Wenn ein deutscher Exporteur Sie fragt: Wie komme ich möglichst schnell aus der Krise? Was antworten Sie da?

Die Pandemie ist von einer oft undurchsichtigen Informationslage geprägt. Schnelle, vor allem aber verlässliche Informationen sind eine der wichtigsten Grundlagen, um durch die Krise zu navigieren.

Inwiefern würden Sie sagen, dass Unternehmen gut daran tun, sich aktuell auf ­bestimmte Weltregionen zu konzentrieren – und andere noch zu meiden?

Das kommt immer auf das einzelne Land an. Grob kann man aber sagen: In Lateinamerika ist das BIP der Region 2020 deutlich stärker eingebrochen als im weltweiten Durchschnitt. Mit einer raschen Erholung ist nicht zu rechnen. In der Region GUS/Südosteuropa erreichen die Volkswirtschaften voraussichtlich noch in diesem Jahr das Vorkrisenniveau, teils dank großzügiger Mittel der EU, teils dank gestiegener Rohstoffpreise. In Asien werden im Schnitt hohe Wachstumsraten prognostiziert, die Coronaausbreitung haben viele Länder im Griff, und es wird rege in Zukunftsindustrien investiert.
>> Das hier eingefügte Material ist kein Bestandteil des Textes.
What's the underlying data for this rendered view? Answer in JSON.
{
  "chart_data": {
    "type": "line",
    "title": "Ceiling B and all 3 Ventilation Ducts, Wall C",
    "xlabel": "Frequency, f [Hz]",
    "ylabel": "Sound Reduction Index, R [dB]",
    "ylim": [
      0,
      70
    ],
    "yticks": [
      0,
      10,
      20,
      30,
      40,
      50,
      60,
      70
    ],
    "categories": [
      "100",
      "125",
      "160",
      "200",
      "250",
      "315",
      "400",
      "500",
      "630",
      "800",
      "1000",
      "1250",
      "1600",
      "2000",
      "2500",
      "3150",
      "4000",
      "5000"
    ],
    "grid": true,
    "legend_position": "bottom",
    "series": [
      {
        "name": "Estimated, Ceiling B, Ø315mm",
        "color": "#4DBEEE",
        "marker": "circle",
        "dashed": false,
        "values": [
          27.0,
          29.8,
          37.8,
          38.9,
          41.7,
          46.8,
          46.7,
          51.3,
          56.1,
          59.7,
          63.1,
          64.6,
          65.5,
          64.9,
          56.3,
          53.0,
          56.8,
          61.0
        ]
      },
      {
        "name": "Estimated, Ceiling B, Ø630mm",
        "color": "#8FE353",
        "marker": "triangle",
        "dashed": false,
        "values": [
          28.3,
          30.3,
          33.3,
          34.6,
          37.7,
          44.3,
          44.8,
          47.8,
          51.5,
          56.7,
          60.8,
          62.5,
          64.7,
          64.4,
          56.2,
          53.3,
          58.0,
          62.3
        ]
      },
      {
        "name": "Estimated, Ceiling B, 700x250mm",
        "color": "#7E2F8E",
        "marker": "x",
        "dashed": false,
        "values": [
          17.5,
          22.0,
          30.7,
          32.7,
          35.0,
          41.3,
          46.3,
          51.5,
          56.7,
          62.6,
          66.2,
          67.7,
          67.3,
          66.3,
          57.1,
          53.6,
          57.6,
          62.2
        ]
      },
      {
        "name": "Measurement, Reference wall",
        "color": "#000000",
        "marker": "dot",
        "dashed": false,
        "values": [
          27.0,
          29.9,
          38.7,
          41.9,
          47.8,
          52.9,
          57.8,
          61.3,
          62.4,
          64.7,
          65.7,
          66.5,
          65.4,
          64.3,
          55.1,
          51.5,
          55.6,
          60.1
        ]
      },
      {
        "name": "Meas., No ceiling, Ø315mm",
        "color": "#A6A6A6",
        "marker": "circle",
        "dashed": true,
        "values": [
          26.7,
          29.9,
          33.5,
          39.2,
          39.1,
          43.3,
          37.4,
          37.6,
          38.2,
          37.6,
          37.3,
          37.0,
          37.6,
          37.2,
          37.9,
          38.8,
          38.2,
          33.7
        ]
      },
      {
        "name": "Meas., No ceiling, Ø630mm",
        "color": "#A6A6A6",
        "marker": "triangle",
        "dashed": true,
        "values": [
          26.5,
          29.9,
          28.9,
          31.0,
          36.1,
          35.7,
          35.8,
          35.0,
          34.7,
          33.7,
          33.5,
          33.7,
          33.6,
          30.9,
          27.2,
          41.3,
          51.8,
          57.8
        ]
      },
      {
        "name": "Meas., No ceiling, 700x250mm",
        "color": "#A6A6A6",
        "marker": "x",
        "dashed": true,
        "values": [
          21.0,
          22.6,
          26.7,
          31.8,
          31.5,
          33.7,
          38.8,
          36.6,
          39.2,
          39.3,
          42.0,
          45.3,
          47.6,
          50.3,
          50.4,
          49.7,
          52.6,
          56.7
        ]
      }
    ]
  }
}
Die Region ist im vergangenen Jahr für den deutschen Außenhandel noch wichtiger geworden, und das dürfte so bleiben.

Können Sie Beispiele nennen?

In Asien stehen China, Südkorea, Taiwan, Japan und Vietnam besonders gut da. Taiwan und Südkorea sind beispielsweise bislang durch ihr Krisenmanagement ohne vergleichbar harte Einschränkungen mit niedrigen Ansteckungszahlen durch die Krise gekommen und wachsen kräftig. Für Unternehmen aus dem Bereich erneuerbare Energien sind in Südamerika insbesondere die Anden­region und Brasilien vielversprechende Märkte.

Und in welchen Branchen geht es schon wieder aufwärts?

Das verarbeitende Gewerbe ist trotz allem gut durch die Krise gekommen. Der deutsche Maschinenbau und die deutsche elektrotechnische Industrie können von massiven Konjunkturpaketen wie in den USA und den daraus folgenden Investitionen profitieren. In Zentralasien und Osteuropa etwa boomt die Bau- und Baustoffindustrie durch Infrastruktur- und Konnektivitätsprojekte. Die Chemieindustrie profitiert von der gestiegenen Rohstoffnachfrage in Russland. Auch Unternehmen, die bereits stark auf Automatisierung, Digitalisierung und Robotik gesetzt hatten, konnten die Krise besser meistern. Die ­Investitionen in diesen Bereichen dürften daher kräftig wachsen. Das betrifft neben der Produktion etwa Logistikzentren und Lager, aber auch Dienstleistungen wie Gesundheit oder das Hotel- und Gastgewerbe. Auch der Absatz an digitalen Endgeräten ist massiv gestiegen. In diesen Bereichen wird investiert werden, wie auch in die Produktion der dafür dringend benötigten Halbleiter. Chipwerke werden nicht mehr nur in China, Südkorea und Taiwan gebaut, sondern in Südostasien, Indien, den USA – und der EU.

Kehren wir im Welthandel nach Corona zurück zum Business as Usual oder werden sich Dinge grundsätzlich verändert haben?

Um das zu beurteilen, ist es noch sehr früh. Absehbar ist aber, dass die massiven Corona-Hilfsprogramme vieler Länder noch lange nachhallen werden – etwa, wo sie gezielt Zukunftstechnologien fördern und so steuernd in die Wirtschaft eingreifen. Auch der unterschiedliche Umgang einzelner Länder mit der Pandemie könnte dazu führen, dass wir noch intensiver über den Wettstreit der Systeme debattieren werden: wie der freien Marktwirtschaft oder dem Staatskapitalismus. Nicht zuletzt könnte die Pandemie sich langfristig auf den Freihandel auswirken. Es hat viele Handelsbeschränkungen, aber auch -erleichterungen gegeben.